Modern Hard Rock has to be one of the hardest genres to break down. New bands need to make a splash by differentiating themselves with unique aspects, but they can’t push too far outside of the realm of sellable radio friendly sounds otherwise labels and mainstream fans can’t easily consume it. It’s an equation that breeds with it mediocrity and KLOGR haphazardly falls prey to it on “Till You Decay”.
Although the band incorporates a slightly harder guitar tone than some of their more radio friend cohorts in modern Hard Rock, “Till You Decay” still boils down to the same kind of mindset: riff, hook, vocal line of clean crooning memorable chorus, repeat. The standard Rock drumming and bass work don’t add much to the equation either while the rest of the band seemingly glides through the album on autopilot for a majority of the tracks.

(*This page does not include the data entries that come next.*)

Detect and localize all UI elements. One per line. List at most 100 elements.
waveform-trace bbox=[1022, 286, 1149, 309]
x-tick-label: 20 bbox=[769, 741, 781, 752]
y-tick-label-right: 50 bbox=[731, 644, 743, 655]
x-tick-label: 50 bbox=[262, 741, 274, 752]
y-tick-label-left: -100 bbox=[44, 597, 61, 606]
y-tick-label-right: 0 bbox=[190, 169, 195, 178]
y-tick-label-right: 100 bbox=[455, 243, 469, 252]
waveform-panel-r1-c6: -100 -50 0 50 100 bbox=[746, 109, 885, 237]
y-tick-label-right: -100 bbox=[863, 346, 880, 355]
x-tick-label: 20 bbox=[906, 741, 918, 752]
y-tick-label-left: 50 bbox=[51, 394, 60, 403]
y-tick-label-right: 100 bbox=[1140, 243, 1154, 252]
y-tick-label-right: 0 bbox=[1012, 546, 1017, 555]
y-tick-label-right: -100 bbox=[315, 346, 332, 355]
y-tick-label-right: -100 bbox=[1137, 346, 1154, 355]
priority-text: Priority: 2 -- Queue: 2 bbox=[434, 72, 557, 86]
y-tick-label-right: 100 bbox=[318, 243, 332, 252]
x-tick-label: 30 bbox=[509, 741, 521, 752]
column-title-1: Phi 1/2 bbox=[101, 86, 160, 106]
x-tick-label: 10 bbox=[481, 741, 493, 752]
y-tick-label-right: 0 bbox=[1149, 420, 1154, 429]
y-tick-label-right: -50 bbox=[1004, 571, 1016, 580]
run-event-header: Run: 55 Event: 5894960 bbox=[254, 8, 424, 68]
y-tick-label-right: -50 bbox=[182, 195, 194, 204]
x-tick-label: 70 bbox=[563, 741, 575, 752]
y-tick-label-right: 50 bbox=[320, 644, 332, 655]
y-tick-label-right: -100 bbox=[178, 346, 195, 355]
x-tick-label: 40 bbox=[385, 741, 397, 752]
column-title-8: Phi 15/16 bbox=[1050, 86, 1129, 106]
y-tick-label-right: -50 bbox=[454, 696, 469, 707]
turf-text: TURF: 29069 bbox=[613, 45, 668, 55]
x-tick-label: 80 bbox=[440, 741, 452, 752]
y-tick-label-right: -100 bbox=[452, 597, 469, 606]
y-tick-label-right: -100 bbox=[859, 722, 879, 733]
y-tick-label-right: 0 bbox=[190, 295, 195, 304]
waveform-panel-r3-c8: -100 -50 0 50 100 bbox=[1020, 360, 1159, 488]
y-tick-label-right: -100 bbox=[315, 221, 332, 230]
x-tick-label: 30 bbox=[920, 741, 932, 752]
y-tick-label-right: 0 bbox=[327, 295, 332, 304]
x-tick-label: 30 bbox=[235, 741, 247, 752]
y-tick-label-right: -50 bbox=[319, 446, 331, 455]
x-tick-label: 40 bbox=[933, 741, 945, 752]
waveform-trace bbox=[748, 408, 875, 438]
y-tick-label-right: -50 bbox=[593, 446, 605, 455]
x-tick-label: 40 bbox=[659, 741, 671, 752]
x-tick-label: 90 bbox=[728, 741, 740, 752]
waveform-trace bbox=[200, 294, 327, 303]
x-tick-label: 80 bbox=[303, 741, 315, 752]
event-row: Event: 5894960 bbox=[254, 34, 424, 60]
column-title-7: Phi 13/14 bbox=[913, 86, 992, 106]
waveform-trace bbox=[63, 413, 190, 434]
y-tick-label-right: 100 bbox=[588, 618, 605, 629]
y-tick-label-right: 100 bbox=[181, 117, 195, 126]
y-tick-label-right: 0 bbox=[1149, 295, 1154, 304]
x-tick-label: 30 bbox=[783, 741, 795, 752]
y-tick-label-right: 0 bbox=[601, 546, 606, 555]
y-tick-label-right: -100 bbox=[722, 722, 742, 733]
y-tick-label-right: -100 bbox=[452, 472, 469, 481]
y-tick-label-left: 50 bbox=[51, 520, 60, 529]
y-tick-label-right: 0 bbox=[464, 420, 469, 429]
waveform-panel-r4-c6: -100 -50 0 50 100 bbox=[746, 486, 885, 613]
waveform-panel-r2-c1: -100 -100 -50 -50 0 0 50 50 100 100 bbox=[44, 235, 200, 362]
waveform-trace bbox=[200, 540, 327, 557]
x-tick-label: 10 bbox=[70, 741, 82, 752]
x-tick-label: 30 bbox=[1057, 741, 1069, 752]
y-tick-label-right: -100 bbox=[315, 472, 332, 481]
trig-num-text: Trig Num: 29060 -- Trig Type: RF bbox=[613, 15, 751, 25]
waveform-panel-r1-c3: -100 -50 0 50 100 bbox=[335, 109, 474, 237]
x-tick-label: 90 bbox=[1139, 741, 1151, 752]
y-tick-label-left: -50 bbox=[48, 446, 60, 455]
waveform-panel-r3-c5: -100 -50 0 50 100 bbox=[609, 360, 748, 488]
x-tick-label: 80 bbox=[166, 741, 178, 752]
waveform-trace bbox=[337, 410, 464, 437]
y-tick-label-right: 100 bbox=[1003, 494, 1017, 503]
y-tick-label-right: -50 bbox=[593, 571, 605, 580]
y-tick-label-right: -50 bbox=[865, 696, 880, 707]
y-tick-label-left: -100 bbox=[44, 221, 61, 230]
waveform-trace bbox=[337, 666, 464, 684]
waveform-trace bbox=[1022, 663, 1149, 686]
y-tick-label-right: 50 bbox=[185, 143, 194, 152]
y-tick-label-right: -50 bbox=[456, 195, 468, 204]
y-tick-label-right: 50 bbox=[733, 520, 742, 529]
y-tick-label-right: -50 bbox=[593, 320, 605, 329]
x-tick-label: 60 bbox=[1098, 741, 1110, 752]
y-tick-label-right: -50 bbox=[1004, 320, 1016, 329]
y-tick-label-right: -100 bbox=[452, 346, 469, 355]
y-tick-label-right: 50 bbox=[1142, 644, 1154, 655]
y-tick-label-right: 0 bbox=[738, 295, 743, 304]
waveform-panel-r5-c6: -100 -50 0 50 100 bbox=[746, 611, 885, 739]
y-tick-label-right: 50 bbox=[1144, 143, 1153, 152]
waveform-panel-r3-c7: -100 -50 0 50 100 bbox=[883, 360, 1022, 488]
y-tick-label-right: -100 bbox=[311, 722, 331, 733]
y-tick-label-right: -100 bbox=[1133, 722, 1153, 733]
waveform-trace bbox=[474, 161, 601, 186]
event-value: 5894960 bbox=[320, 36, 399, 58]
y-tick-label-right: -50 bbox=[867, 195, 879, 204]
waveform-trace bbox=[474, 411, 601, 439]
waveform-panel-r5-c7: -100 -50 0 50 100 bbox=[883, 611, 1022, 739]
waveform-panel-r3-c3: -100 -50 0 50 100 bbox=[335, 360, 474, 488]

Even the sporadic ballad type song seems to fit this formula.
Occasionally the band does venture from their formula on the Punk popped “Bleeding” or the crunchier riff of the album opener “Live Dying”. These deviations add a more apparent interest in getting the listener moving with the music rather than simply acknowledging the Rock N Roll head bob that most of the songs aspire to reach. Yet its hard not to feel a bit disconnected by the lack of boundary attacks that one would surely want to throw down to set this album aside from the flood of generic Hard Rock that suffocates the scene.
The chemistry is solid enough, the writing is perfectly applicable to the situation that KLOGR must endure, and the production is surprisingly effective when it comes to adding an edge and crunch to the music. Fans of THEORY OF A DEADMAN or SHINEDOWN might take a glance at some of the more memorable tracks from “Till You Decay”, but even those bands, generic album writing and all, tend to be slightly more memorable than what’s displayed here.
Songs to check out: “Bleeding”, “Self Loathing”, “Live Dying”.